Harrah's Entertainment is building two new casinos at a cost of more than $1 billion. Landry's wants to build a Golden Nugget casino and boardwalk on part of 23 parcels it has bought, and MGM Mirage is pouring $1 billion into its Beau Rivage resort. The city has approved a $500 million Bacaran Bay casino complex.

Brent Warr, mayor of neighboring Gulfport (population 72,000), said the nation's discovery of the area's 26 miles of white-sand beaches has boosted land prices along the devastated shoreline by 50 percent -- between $1 million and $2 million an acre. Investors are also seizing on federal post-storm tax legislation, which lets companies immediately write off half the cost of new investments.
The problems facing New Orleans and Louisiana are far more entrenched. A bureaucracy that refuses to streamline. Corrupt and inept officials. A failure to properly oversee flood control before the storms hit and an inability to see past parochial and pork barrel projects when initially asking for assistance from the federal government.

Mississippi, and the gaming companies envision the state's coast as an eventual gambling destination:
In neighboring Biloxi, veteran Mayor A.J. Holloway, 66, expects that casino operators will more than double their pre-Katrina presence of 15,000 jobs and 7,000 hotel rooms in the region, which has been historically reliant on the military, seafood processing and shipbuilding.

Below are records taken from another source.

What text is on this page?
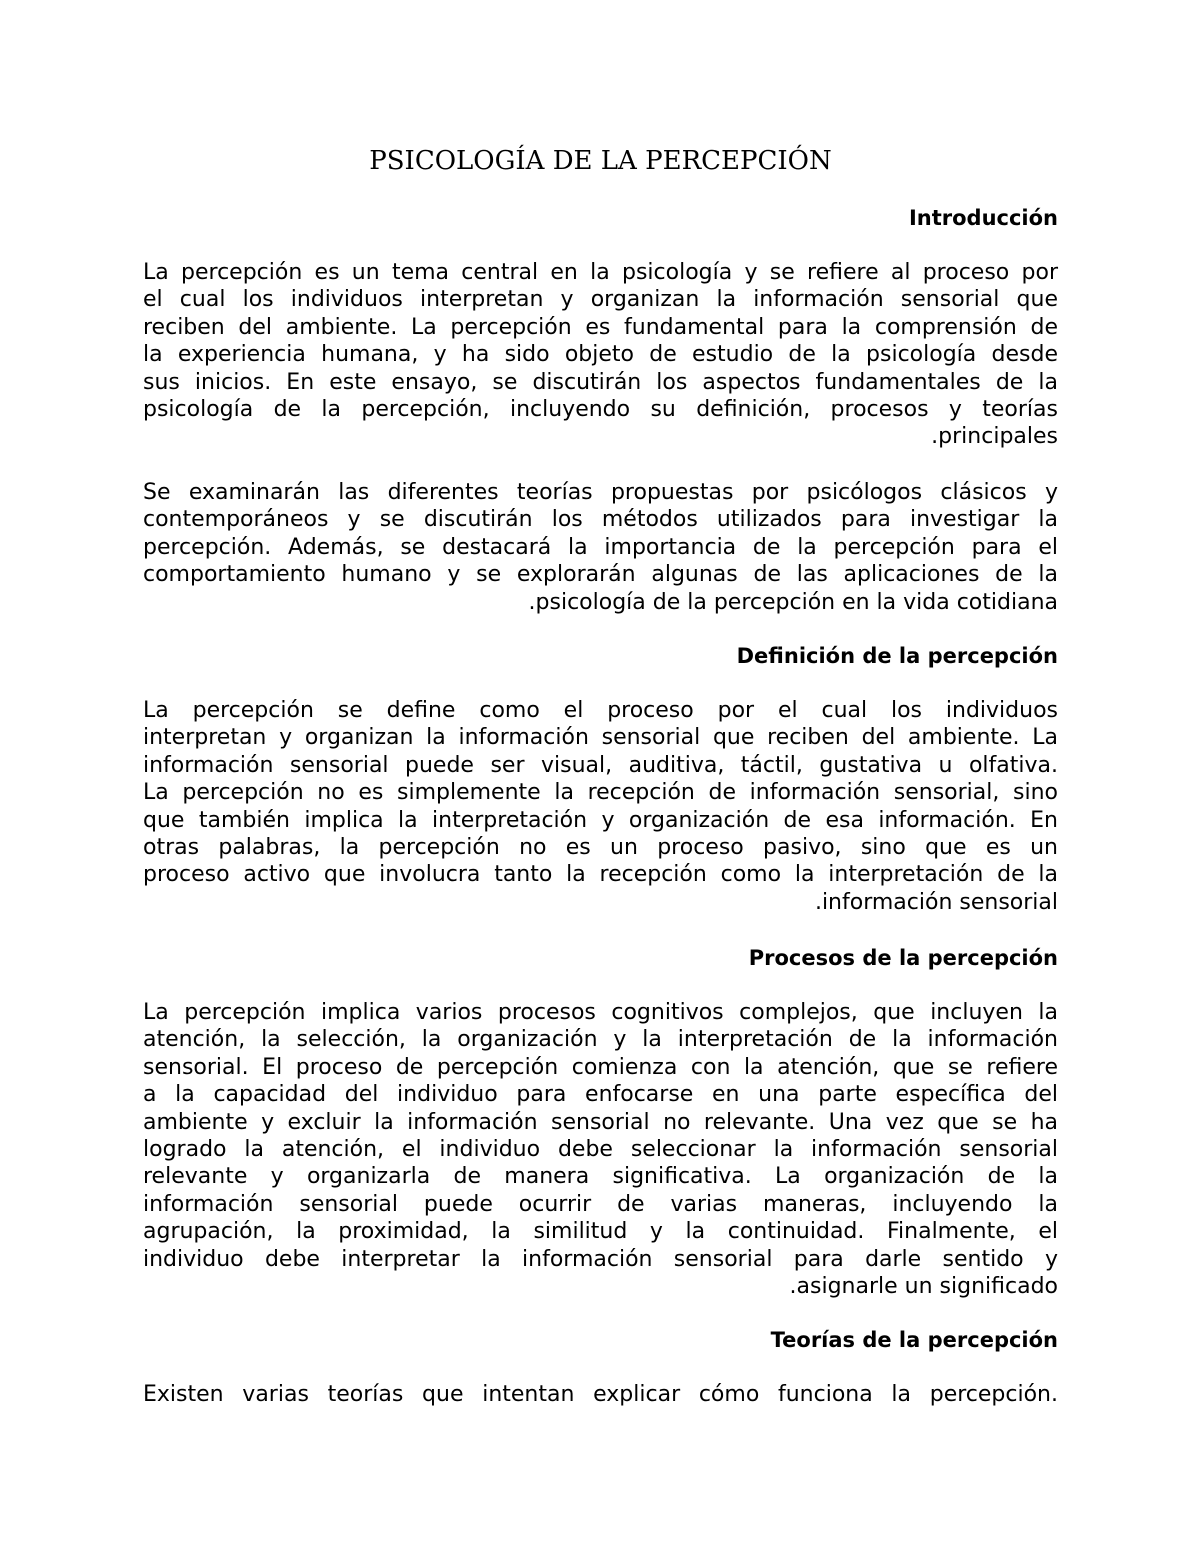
PSICOLOGÍA DE LA PERCEPCIÓN
Introducción
La percepción es un tema central en la psicología y se refiere al proceso por
el cual los individuos interpretan y organizan la información sensorial que
reciben del ambiente. La percepción es fundamental para la comprensión de
la experiencia humana, y ha sido objeto de estudio de la psicología desde
sus inicios. En este ensayo, se discutirán los aspectos fundamentales de la
psicología de la percepción, incluyendo su definición, procesos y teorías
.principales
Se examinarán las diferentes teorías propuestas por psicólogos clásicos y
contemporáneos y se discutirán los métodos utilizados para investigar la
percepción. Además, se destacará la importancia de la percepción para el
comportamiento humano y se explorarán algunas de las aplicaciones de la
.psicología de la percepción en la vida cotidiana
Definición de la percepción
La percepción se define como el proceso por el cual los individuos
interpretan y organizan la información sensorial que reciben del ambiente. La
información sensorial puede ser visual, auditiva, táctil, gustativa u olfativa.
La percepción no es simplemente la recepción de información sensorial, sino
que también implica la interpretación y organización de esa información. En
otras palabras, la percepción no es un proceso pasivo, sino que es un
proceso activo que involucra tanto la recepción como la interpretación de la
.información sensorial
Procesos de la percepción
La percepción implica varios procesos cognitivos complejos, que incluyen la
atención, la selección, la organización y la interpretación de la información
sensorial. El proceso de percepción comienza con la atención, que se refiere
a la capacidad del individuo para enfocarse en una parte específica del
ambiente y excluir la información sensorial no relevante. Una vez que se ha
logrado la atención, el individuo debe seleccionar la información sensorial
relevante y organizarla de manera significativa. La organización de la
información sensorial puede ocurrir de varias maneras, incluyendo la
agrupación, la proximidad, la similitud y la continuidad. Finalmente, el
individuo debe interpretar la información sensorial para darle sentido y
.asignarle un significado
Teorías de la percepción
Existen varias teorías que intentan explicar cómo funciona la percepción.
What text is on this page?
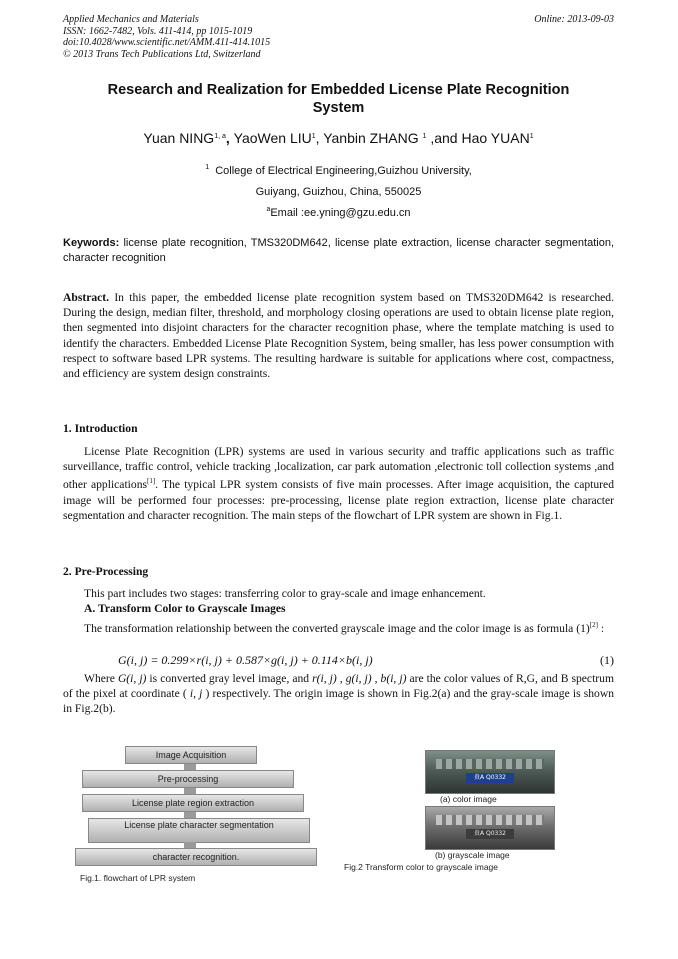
Applied Mechanics and Materials
ISSN: 1662-7482, Vols. 411-414, pp 1015-1019
doi:10.4028/www.scientific.net/AMM.411-414.1015
© 2013 Trans Tech Publications Ltd, Switzerland
Online: 2013-09-03
Research and Realization for Embedded License Plate Recognition
System
Yuan NING$^{1, a}$, YaoWen LIU$^1$, Yanbin ZHANG $^1$ ,and Hao YUAN$^1$
$^1$ College of Electrical Engineering,Guizhou University,
Guiyang, Guizhou, China, 550025
$^a$Email :ee.yning@gzu.edu.cn
Keywords: license plate recognition, TMS320DM642, license plate extraction, license character segmentation, character recognition
Abstract. In this paper, the embedded license plate recognition system based on TMS320DM642 is researched. During the design, median filter, threshold, and morphology closing operations are used to obtain license plate region, then segmented into disjoint characters for the character recognition phase, where the template matching is used to identify the characters. Embedded License Plate Recognition System, being smaller, has less power consumption with respect to software based LPR systems. The resulting hardware is suitable for applications where cost, compactness, and efficiency are system design constraints.
1. Introduction
License Plate Recognition (LPR) systems are used in various security and traffic applications such as traffic surveillance, traffic control, vehicle tracking ,localization, car park automation ,electronic toll collection systems ,and other applications[1]. The typical LPR system consists of five main processes. After image acquisition, the captured image will be performed four processes: pre-processing, license plate region extraction, license plate character segmentation and character recognition. The main steps of the flowchart of LPR system are shown in Fig.1.
2. Pre-Processing
This part includes two stages: transferring color to gray-scale and image enhancement.
A. Transform Color to Grayscale Images
The transformation relationship between the converted grayscale image and the color image is as formula (1)[2] :
G(i, j) = 0.299×r(i, j) + 0.587×g(i, j) + 0.114×b(i, j)	(1)
Where G(i, j) is converted gray level image, and r(i, j) , g(i, j) , b(i, j) are the color values of R,G, and B spectrum of the pixel at coordinate ( i, j ) respectively. The origin image is shown in Fig.2(a) and the gray-scale image is shown in Fig.2(b).
Image Acquisition
Pre-processing
License plate region extraction
License plate character segmentation
character recognition.
Fig.1. flowchart of LPR system
贵A Q0332
(a) color image
贵A Q0332
(b) grayscale image
Fig.2 Transform color to grayscale image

"My prediction is . . . within the next 10 or 12 years, Biloxi will be the second casino revenue-producing center in the United States," said Holloway, a 13-year incumbent who has steered a pro-business recovery. "Casino gaming is going to be the economic engine for Biloxi and the Mississippi Gulf Coast."
Diversification is a good thing, but reliance on gambling causes problems of its own. However, tourism will definitely aid the region's resurgence. Mississippi is moving forward with a plan while Louisiana is still trying to figure out what to do.

Indeed, New Orleans still can't demolish thousands of properties destroyed by flooding because of lawsuits. In fact, the first 120 homes that were slated for immediate demolition were finally taken down this past week. That's six months after the hurricane hit.

UPDATE:
And here's a Katrina bust: Nearly $2 billion in federal funds have gone unclaimed because states weren't willing to go through the paperwork to try and claim funds meant to assist families recovering from Katrina.
Congress approved a $2 billion block grant program in September for displaced Gulf Coast families — regardless of income — to help them get back on their feet after the Aug. 29 storm.

But only 11 states have made requests totaling $25.5 million in aid so far, according to the Health and Human Services Department. Several states said they didn’t want the bureaucratic hassle, or weren’t certain if displaced families qualified for aid under the program.
The deadline for this aid is August 31.
Congress loosened the eligibility rules so evacuees who lost their homes, jobs and cars could get cash payments regardless of their income level over a 12-month period until Aug. 31 — if they weren’t already receiving TANF funds somewhere else. Funds that are unclaimed by the end of August go back into the federal coffers.

Several states, including Florida, Louisiana and Texas, have quickly taken advantage. Texas, which houses many of the displaced evacuees, has been awarded $7.13 million from the federal fund to help 6,200 evacuee families.

But many others, including New York, are doling out aid from their own coffers, saying the federal aid isn’t worth the hassle. The states say they don’t have enough qualifying families to justify the amount of paperwork needed to document the claims.
In the meantime, families that might need assistance may not get it. And who will be to blame for that situation?